Enterprise customers with data-residency requirements can configure Rotor to write parquet files directly to a customer-owned S3 bucket. In this mode:

  1. Rotor assumes a customer-provided IAM role via sts:AssumeRole (cross-account).
  2. The customer S3 bucket receives parquet files at the standard Hive-style prefix: s3://customer-bucket/rotor-audit/workspace=<ws_id>/year=YYYY/month=MM/day=DD/.
  3. Rotor never reads the data back — write-only access via s3:PutObject.
  4. The customer runs their own Snowflake COPY INTO on their own schedule.
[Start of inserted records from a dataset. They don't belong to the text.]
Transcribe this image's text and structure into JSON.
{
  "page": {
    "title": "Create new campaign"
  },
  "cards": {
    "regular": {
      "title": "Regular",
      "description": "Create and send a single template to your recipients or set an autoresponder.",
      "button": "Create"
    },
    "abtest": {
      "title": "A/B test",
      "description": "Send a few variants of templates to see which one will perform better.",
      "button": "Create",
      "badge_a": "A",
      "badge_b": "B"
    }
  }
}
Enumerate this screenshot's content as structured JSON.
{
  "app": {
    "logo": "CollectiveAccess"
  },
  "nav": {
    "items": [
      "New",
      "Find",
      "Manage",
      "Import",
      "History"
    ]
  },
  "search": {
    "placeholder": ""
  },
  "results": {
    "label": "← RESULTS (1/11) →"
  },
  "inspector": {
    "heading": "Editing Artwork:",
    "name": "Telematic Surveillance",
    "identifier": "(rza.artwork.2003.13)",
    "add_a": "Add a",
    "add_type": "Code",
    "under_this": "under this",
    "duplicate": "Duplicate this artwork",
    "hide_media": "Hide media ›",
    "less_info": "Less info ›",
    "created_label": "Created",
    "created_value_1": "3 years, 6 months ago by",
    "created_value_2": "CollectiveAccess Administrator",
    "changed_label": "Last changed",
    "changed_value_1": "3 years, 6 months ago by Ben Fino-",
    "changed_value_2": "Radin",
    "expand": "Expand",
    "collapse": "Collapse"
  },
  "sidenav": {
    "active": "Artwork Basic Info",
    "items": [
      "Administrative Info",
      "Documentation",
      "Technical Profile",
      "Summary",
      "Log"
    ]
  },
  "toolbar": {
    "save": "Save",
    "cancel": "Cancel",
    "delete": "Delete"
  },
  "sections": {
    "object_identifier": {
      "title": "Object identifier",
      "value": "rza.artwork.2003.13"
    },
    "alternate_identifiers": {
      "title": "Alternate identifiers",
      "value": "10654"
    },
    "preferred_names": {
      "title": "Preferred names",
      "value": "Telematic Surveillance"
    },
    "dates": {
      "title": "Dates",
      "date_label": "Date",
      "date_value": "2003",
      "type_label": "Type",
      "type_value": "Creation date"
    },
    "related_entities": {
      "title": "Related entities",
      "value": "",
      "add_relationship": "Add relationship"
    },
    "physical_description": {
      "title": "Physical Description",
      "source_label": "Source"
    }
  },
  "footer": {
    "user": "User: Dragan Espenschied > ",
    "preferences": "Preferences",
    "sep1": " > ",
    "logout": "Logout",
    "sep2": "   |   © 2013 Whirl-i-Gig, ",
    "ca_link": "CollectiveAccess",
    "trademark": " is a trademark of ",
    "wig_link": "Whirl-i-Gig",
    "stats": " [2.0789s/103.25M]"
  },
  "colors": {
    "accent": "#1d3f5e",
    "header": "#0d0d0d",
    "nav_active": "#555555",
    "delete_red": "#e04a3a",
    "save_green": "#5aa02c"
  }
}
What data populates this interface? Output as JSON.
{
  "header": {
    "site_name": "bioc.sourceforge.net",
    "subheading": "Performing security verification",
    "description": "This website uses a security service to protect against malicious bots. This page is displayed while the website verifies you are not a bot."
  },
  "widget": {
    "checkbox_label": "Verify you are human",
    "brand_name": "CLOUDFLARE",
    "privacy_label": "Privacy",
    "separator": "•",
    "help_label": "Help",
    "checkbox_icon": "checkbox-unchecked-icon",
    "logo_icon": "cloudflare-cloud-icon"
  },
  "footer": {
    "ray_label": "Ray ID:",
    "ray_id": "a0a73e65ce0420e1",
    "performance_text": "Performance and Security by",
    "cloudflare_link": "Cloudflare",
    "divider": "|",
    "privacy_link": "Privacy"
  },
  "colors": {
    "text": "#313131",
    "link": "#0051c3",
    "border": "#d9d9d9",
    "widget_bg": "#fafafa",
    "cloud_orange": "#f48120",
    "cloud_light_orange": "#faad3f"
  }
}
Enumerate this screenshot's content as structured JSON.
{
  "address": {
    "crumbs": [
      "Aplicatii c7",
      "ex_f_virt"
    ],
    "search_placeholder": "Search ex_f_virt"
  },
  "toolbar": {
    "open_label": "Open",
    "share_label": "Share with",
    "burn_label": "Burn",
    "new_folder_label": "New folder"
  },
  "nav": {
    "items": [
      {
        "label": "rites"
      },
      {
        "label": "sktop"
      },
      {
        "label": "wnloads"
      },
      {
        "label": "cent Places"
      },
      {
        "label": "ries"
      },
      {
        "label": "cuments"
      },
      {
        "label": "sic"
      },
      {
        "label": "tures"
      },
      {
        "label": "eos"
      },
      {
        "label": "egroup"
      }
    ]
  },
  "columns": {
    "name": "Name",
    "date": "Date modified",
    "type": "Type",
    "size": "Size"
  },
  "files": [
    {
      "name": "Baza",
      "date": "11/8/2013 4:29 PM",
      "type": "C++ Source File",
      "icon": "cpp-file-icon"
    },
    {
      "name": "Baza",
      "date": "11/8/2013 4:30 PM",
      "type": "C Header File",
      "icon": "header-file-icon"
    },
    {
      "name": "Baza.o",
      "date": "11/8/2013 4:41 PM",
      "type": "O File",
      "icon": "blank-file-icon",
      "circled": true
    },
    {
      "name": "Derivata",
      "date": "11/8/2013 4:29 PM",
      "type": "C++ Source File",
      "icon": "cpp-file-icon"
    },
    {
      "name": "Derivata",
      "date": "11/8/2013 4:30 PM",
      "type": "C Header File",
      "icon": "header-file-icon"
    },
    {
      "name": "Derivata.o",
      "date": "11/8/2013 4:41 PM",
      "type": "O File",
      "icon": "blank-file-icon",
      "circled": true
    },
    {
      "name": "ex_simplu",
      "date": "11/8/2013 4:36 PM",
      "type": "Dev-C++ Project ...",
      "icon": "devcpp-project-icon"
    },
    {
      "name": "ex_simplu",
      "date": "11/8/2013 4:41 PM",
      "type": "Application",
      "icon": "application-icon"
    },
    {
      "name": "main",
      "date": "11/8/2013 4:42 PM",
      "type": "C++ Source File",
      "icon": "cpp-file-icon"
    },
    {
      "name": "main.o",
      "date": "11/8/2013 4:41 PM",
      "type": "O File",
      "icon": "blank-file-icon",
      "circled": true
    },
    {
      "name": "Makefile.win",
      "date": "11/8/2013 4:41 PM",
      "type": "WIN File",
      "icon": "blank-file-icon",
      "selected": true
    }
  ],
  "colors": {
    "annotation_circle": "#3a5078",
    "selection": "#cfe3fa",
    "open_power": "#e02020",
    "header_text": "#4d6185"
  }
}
To enable, contact [email protected] with your AWS account ID and the ARN of the role you want Rotor to assume.

Verification

After each COPY INTO, verify the row count matches the Postgres source:

-- Snowflake: count for a specific day
SELECT COUNT(*) FROM rotor_audit_events
WHERE occurred_at::DATE = '2026-04-13'
  AND workspace_id = '<YOUR_WS_ID>';
-- Postgres: equivalent count (run against your audit replica)
SELECT COUNT(*) FROM audit_event
WHERE occurred_at::DATE = '2026-04-13'
  AND workspace_id = '<YOUR_WS_ID>';

Row counts should match. A discrepancy of ≤0.01% is acceptable (COPY INTO ON_ERROR=CONTINUE skips malformed rows; these are logged in COPY_HISTORY).

-- Check for skipped rows
SELECT * FROM TABLE(INFORMATION_SCHEMA.COPY_HISTORY(
  TABLE_NAME => 'ROTOR_AUDIT_EVENTS',
  START_TIME => DATEADD('hour', -25, CURRENT_TIMESTAMP())
))
WHERE STATUS = 'PARTIALLY_LOADED';

Reference: Snowflake audit log to S3 pipeline pattern — see Snowflake docs: Loading from S3.